Sometimes the way to win an audience over to political intrigue is not with drama, but with extreme comedy. Because it's so hard to write a good farce these days (much less a truly inspired political farce), I tip my hat to Lauren Gunderson who has achieved the impossible with her new play, The Taming (which received a "rolling world premiere" from San Francisco's Crowded Fire Theater and Seattle's ArtsWest).
As with Warrior Class, Gunderson's play requires only three actors (although they take on numerous roles). Initially inspired by the women in Shakespeare's bawdy comedy, The Taming of the Shrew, they are appropriately named Bianca, Patricia, and Katherine.
- Bianca (Marilet Martinez) is a liberal blogger with furious talents for whipping her followers on various social media platforms into a frenzy. Determined to save the "panda shrew," she is threatening to post compromising pictures of a certain senator in flagrante delicto to the Internet. Not the brightest hipster activist around, Bianca has been laboring under the misguided assumption that NRA stands for National Rodent Association. She is also holding her twin sister hostage in the armoire in her hotel room.
- Patricia (Marilee Talkington) is the very butch chief of staff for the conservative, slightly dimwitted Republican Senator from Georgia who is currently seeking re-election. A pushy political operative who likes to think of herself as having bigger balls than any of the men in Congress, Patricia has a strict Christian conservative agenda and does not believe in compromise. Ever.
- Katherine (Kathryn Zdan) appears at first to be a ditzy southern belle. But beneath all that blonde hair and sparkly glitter, Miss Georgia is a fierce patriot, well versed in the United States Constitution, who knows --- JUST KNOWS -- what America's Founding Fathers had in mind, y'all. A political operative gone rogue, she is not above slipping a couple of roofies into Bianca and Patricia's drinks. Imagine Michele Bachmann with a brain. Or the bastard love child of Sarah Palin and Rahm Emanuel.
Crowded Fire Theater's artistic director, Marissa Wolf (who directed this production with the madcap zeal of an I Love Lucy episode) previously worked with Gunderson on the rolling premiere of her 2011 farce entitled Exit, Pursued By A Bear. Wolf stresses that:
"Lauren's plays always offer rich roles for women and give tremendous agency to under-represented female voices in both a modern context and throughout history. She writes with startling humor and breathtaking poignancy. Her use of sharp, nuanced language is a splendid fit with Crowded Fire's aesthetic. It's a match made in heaven. Every time I hear her language out loud (the fast pace, the Southern cadence, the sharp-tongued phrases), I imagine the words leaping right off the page and giving me a sharp, flirty slap as they gallop down the street to spin circles around any person who encounters them.
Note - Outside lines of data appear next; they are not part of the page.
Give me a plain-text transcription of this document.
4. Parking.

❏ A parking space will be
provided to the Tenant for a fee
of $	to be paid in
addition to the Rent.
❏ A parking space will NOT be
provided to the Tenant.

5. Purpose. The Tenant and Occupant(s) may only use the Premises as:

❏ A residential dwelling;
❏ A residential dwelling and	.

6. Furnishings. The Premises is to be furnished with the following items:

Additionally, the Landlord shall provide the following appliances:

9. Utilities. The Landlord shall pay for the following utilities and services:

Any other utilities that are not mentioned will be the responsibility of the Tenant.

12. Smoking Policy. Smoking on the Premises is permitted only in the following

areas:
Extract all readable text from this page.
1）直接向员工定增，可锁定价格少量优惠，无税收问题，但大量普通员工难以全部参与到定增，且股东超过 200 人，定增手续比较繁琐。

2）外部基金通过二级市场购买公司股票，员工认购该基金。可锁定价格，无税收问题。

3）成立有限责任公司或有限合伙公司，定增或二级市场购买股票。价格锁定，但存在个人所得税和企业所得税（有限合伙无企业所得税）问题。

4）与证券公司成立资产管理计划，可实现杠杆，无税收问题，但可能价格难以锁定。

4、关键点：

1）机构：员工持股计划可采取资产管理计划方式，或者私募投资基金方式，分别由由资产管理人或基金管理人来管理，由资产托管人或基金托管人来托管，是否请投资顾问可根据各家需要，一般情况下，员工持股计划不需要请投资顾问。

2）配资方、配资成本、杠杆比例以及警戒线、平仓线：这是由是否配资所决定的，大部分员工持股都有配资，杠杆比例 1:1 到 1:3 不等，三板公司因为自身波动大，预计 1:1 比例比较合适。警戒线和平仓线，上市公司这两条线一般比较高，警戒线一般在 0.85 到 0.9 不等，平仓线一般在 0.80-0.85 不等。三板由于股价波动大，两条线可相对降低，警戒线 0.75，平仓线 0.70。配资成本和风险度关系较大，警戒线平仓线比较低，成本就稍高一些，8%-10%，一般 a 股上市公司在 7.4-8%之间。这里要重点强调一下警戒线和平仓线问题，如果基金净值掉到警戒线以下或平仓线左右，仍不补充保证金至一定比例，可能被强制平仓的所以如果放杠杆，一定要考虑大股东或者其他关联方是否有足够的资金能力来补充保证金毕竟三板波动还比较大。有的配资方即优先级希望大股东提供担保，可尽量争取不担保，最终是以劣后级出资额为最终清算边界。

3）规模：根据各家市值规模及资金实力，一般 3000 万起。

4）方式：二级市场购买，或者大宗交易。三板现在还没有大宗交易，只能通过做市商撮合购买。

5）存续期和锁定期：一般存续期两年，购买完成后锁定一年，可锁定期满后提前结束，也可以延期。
Gunderson's smart and hilarious confrontations in The Taming engage us in questions about the erotics of gender and power in this bristling and contested landscape in which three women (and their earlier American avatars, from George Washington to James Madison) enter the jousting ring. The ferocity of political arguments acts as a magnet, drawing the characters ever closer to each other in their quest to be heard and understood. Gunderson's play inspires us to start listening freshly and more attentively to others' voices as we ask: How do we tame others' political views when they seem so ridiculous and harmful to our country's promise? Can we tame our own insistence on the absolute rightness of our cherished beliefs? How do we start creating a genuine dialogue?"
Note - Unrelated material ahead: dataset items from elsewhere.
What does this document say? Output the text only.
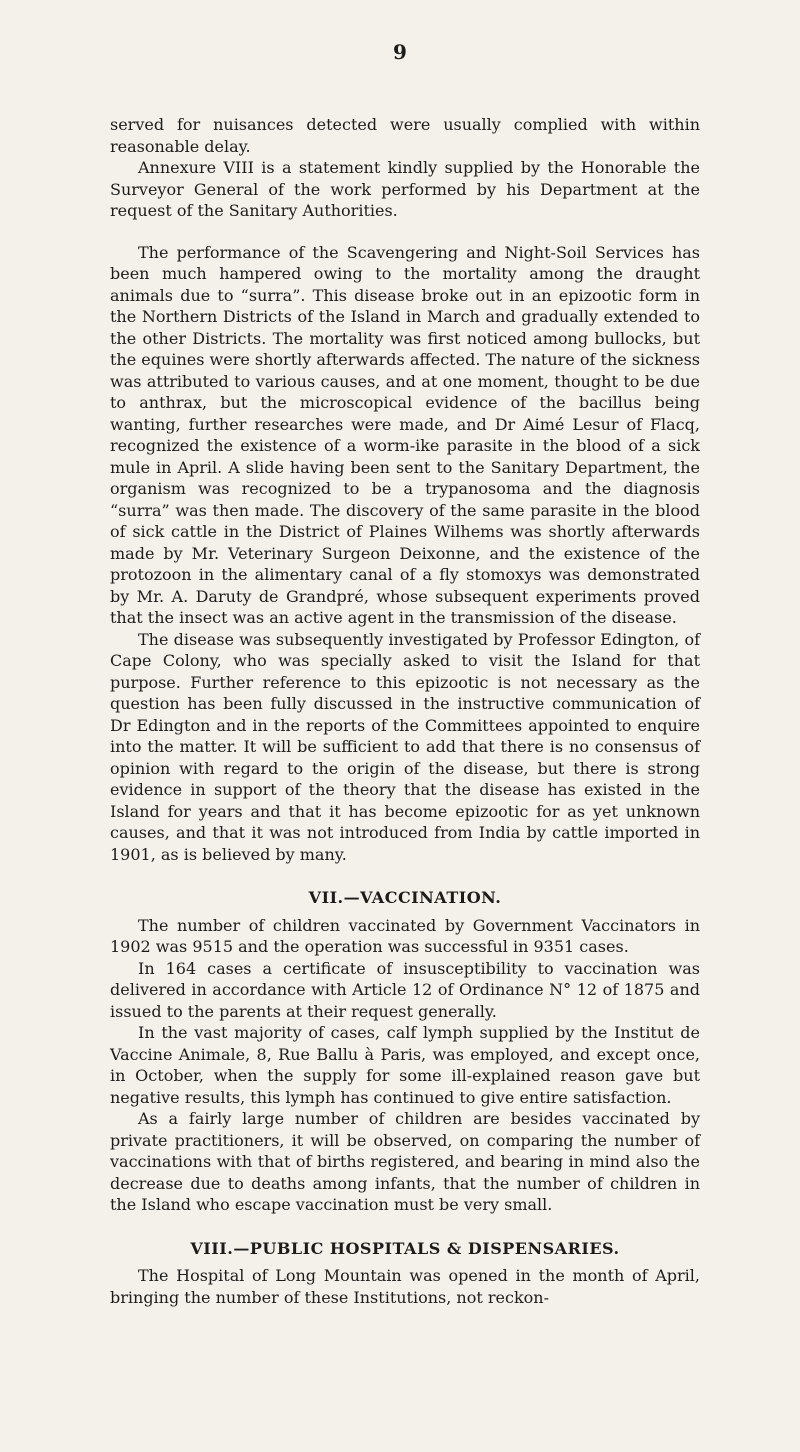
9

served for nuisances detected were usually complied with within reasonable delay.

Annexure VIII is a statement kindly supplied by the Honorable the Surveyor General of the work performed by his Department at the request of the Sanitary Authorities.

The performance of the Scavengering and Night-Soil Services has been much hampered owing to the mortality among the draught animals due to “surra”. This disease broke out in an epizootic form in the Northern Districts of the Island in March and gradually extended to the other Districts. The mortality was first noticed among bullocks, but the equines were shortly afterwards affected. The nature of the sickness was attributed to various causes, and at one moment, thought to be due to anthrax, but the microscopical evidence of the bacillus being wanting, further researches were made, and Dr Aimé Lesur of Flacq, recognized the existence of a worm-ike parasite in the blood of a sick mule in April. A slide having been sent to the Sanitary Department, the organism was recognized to be a trypanosoma and the diagnosis “surra” was then made. The discovery of the same parasite in the blood of sick cattle in the District of Plaines Wilhems was shortly afterwards made by Mr. Veterinary Surgeon Deixonne, and the existence of the protozoon in the alimentary canal of a fly stomoxys was demonstrated by Mr. A. Daruty de Grandpré, whose subsequent experiments proved that the insect was an active agent in the transmission of the disease.

The disease was subsequently investigated by Professor Edington, of Cape Colony, who was specially asked to visit the Island for that purpose. Further reference to this epizootic is not necessary as the question has been fully discussed in the instructive communication of Dr Edington and in the reports of the Committees appointed to enquire into the matter. It will be sufficient to add that there is no consensus of opinion with regard to the origin of the disease, but there is strong evidence in support of the theory that the disease has existed in the Island for years and that it has become epizootic for as yet unknown causes, and that it was not introduced from India by cattle imported in 1901, as is believed by many.

VII.—VACCINATION.

The number of children vaccinated by Government Vaccinators in 1902 was 9515 and the operation was successful in 9351 cases.

In 164 cases a certificate of insusceptibility to vaccination was delivered in accordance with Article 12 of Ordinance N° 12 of 1875 and issued to the parents at their request generally.

In the vast majority of cases, calf lymph supplied by the Institut de Vaccine Animale, 8, Rue Ballu à Paris, was employed, and except once, in October, when the supply for some ill-explained reason gave but negative results, this lymph has continued to give entire satisfaction.

As a fairly large number of children are besides vaccinated by private practitioners, it will be observed, on comparing the number of vaccinations with that of births registered, and bearing in mind also the decrease due to deaths among infants, that the number of children in the Island who escape vaccination must be very small.

VIII.—PUBLIC HOSPITALS & DISPENSARIES.

The Hospital of Long Mountain was opened in the month of April, bringing the number of these Institutions, not reckon-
The Taming was originally commissioned and developed as part of Crowded Fire Theater's "The Matchbox: Commissioning and Developing New Plays Series." The staged premiere throws zingers into the audience with the ferocity of a lesbian tornado determined to flatten the opposition. While all three women appear to be borderline psychotic, in the second act they get caught up in a dream sequence in which Katherine becomes George and Martha Washington (as well as Dolley Madison) and Patricia becomes her political hero, James Madison.
Crowded Fire's production was fast, fierce, and ferociously funny (I found myself aching to see a second performance just to make sure I caught all the jokes). Even something as innocent as Martha Washington's reference to her big new hat was delivered in a manner that brought down the house. Kathryn Zdan, Marilee Talkington, and Marilet Martinez all proved to be gifted physical comedians.
If you have the slightest interest in American history and/or the current political landscape, you won't want to miss Gunderson's brilliant political farce. Were he still alive, Gore Vidal would be green with envy!